Il est procédé au vote par appel nominal sur le projet de loi autorisant des modifications aux bases de liquidation du minimum d'intérêt accordé à la société du chemin de fer de Lierre à Turnhout.
66 membres sont présents.
57 adoptent.
9 rejettent.
En conséquence, le projet de loi est adopté.
Ont voté l'adoption :
MM. Anspach, Bara, Beeckman, Brasseur, Coomans, Coremans, Cornesse, Crombez, de Borchgrave, de Clercq, De Fré, Delaet, Delcour, De Lehaye, de Moerman d'Harlebeke, de Naeyer, de Rossius, de Smet, de Theux, de Zerezo de Tejada, Drion, Drubbel, Dumortier, Elias, Funck, Gerrits, Hagemans, Hayez, Jacobs, Jamar, Janssens, Julliot, Kervyn de Lettenhove, Lefebvre, Le Hardy de Beaulieu, Lelièvre, Magherman, Mascart, Muller, Nothomb, Orts, Pety de Thozée, Reynaert, Sainctelette, Snoy, Tack, Thonissen, Van Cromphaut, Vanden Steen, Vander Donckt, Van Iseghem, Van Overloop, Van Wambeke, Amédée Visart, Wasseige, Wouters et Thibaut.
Ont voté le rejet :
MM. Allard, Bergé, David, de Baillet-Latour, Defuisseaux, Demeur, Derhuin, Guillery et Rogier.

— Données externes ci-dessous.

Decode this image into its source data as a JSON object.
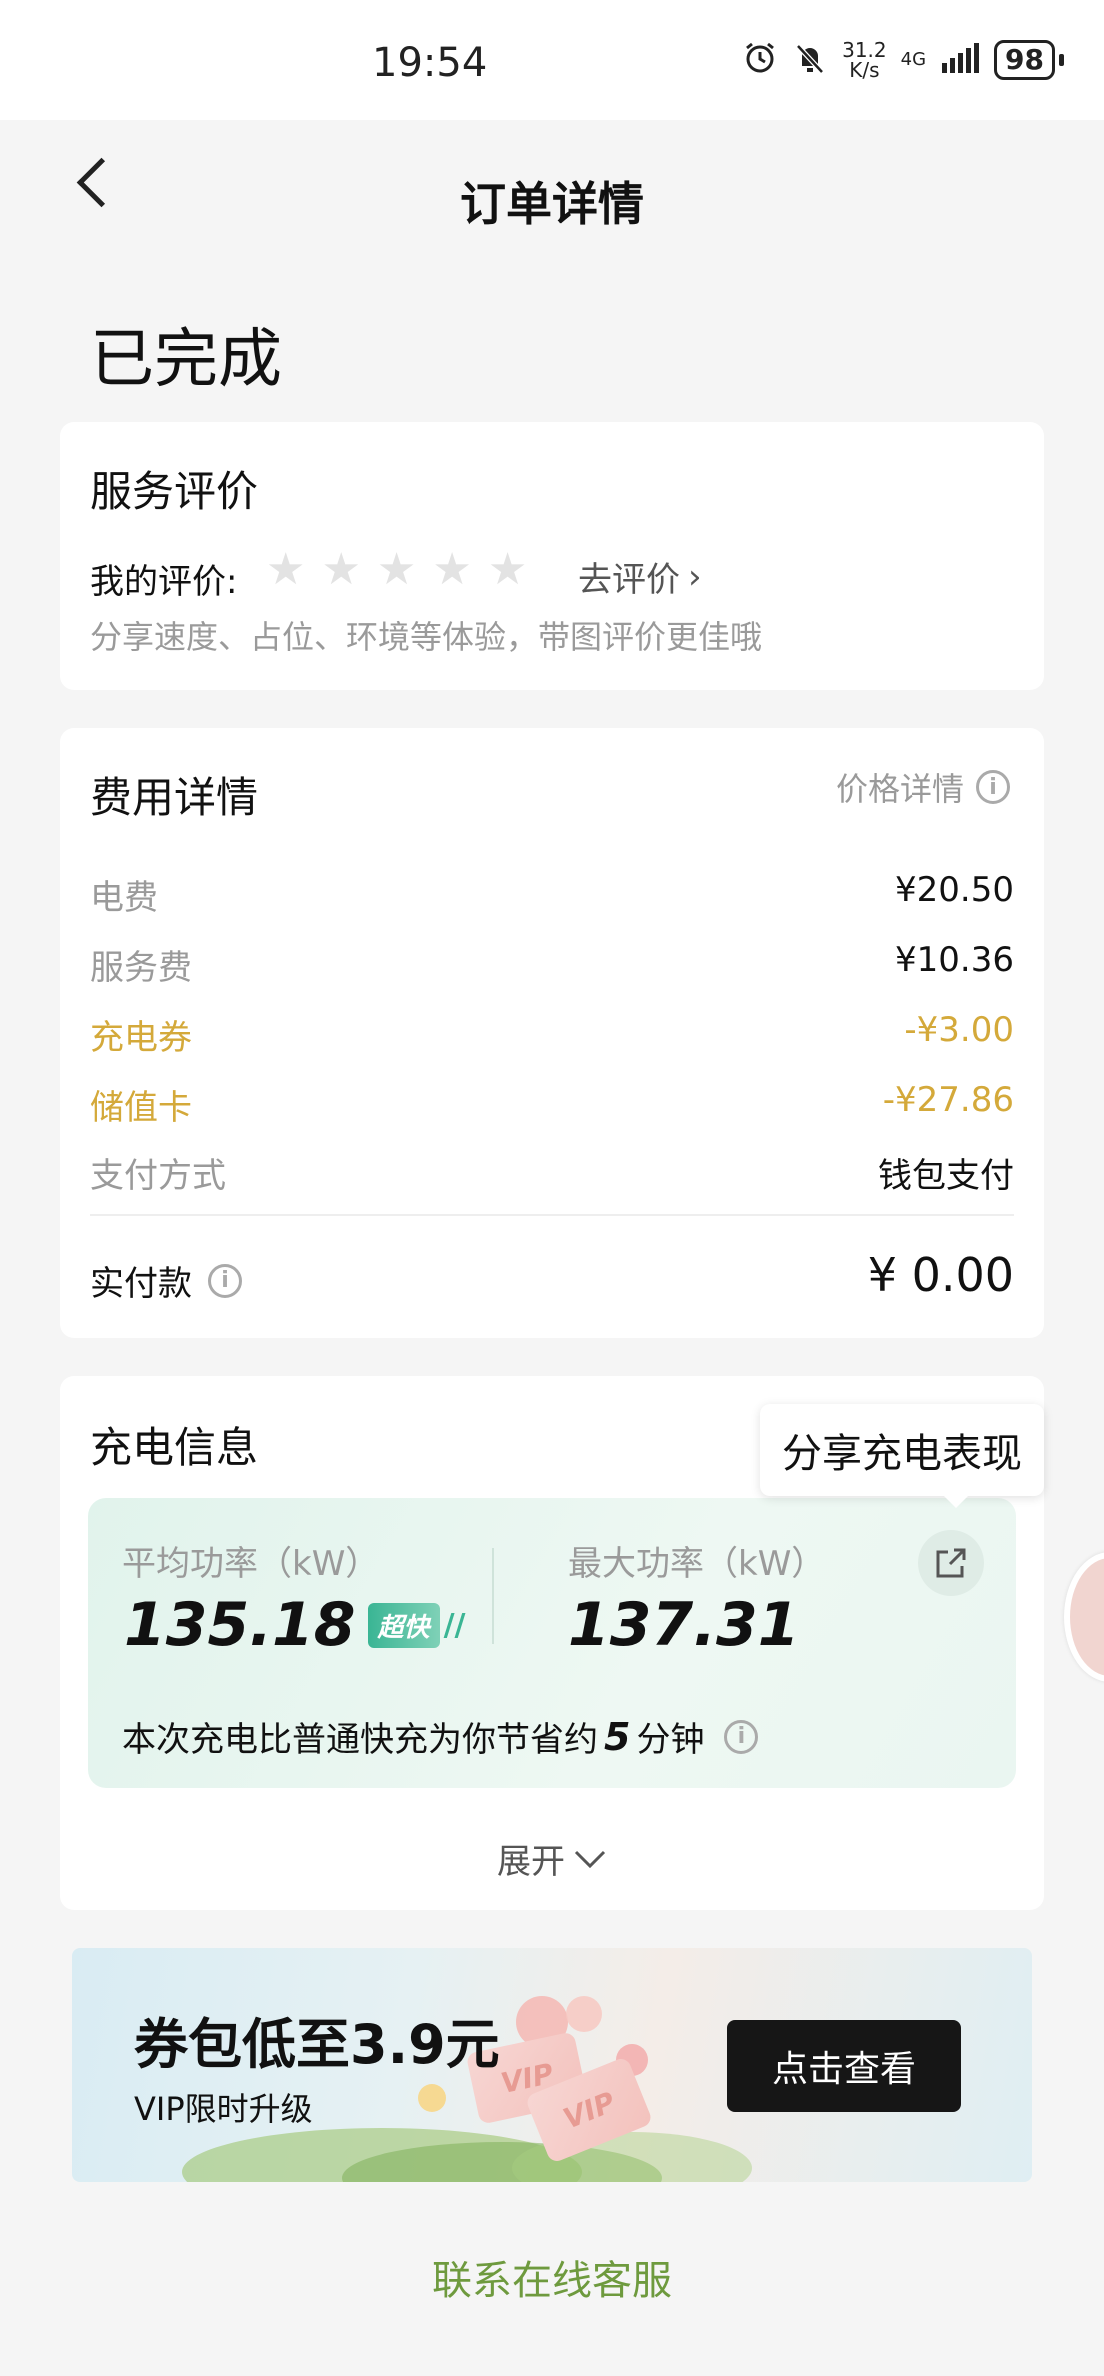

M. Anspach. - Messieurs, à la suite des événements qui viennent de se passer en France, la direction d'une fabrique d'eaux de senteur, établie dans un des faubourgs de Paris, forma le projet de transporter son établissement à Bruxelles. Cet établissement est peut-être le plus important qui existe en Europe, J'appris avec joie, cette nouvelle, car je me réjouissais à l'idée de voir s'implanter à Bruxelles une pareille industrie, de. voir s'ouvrir des ateliers où l'on emploie plus de 300 femmes, et de plus il était facile de supputer l'influence que cette industrie nouvelle pourrait avoir sur le développement de la distillerie, de la fabrication du papier, de la verrerie, de l'imprimerie et de bien d'autres industries encore.
Un seul détail fera du reste connaître à la Chambre l'importance extraordinaire d'une pareille fabrication ;
L'usine de Neuilly, qu'il s'agissait de transporter à Bruxelles, achète annuellement pour une somme de plus de 100,000 francs de flacons en verre, et l'on sait la minime importance du prix unitaire de ces objets ; elle emploie au delà de 50,000 litres d'alcool distillé par an.
Mais la satisfaction que j'avais éprouvée, je le répète, à la nouvelle de ce projet, satisfaction analogue à celle que m'avait causée l'année dernière, l'établissement à Bruxelles de l'industrie des fleurs artificielles, cette satisfaction, dis-je, ne devait pas durer.
J'ignorais, en effet, que nos lois fiscales établissent à nos frontières une barrière infranchissable, une espèce de muraille de Chine qui empêcha absolument l'établissement de cette industrie en Belgique.
Il est évident, messieurs, que notre consommation intérieure entre pour très peu de chose dans une fabrication aussi importante.
L'usine dont je parle écoule ses produits principalement dans un pays du Sud, au Chili, au Pérou, au Brésil, au Cap, au Japan et jusque dans les ports de la mer Jaune.
Or, les fabricants de produits similaires dans les pays qui nous entourent, en France, en Angleterre, en Hollande, reçoivent, à la sortie, la restitution des droits d'accise sur l'alcool employé, tandis qu'en Belgique la chose est impossible.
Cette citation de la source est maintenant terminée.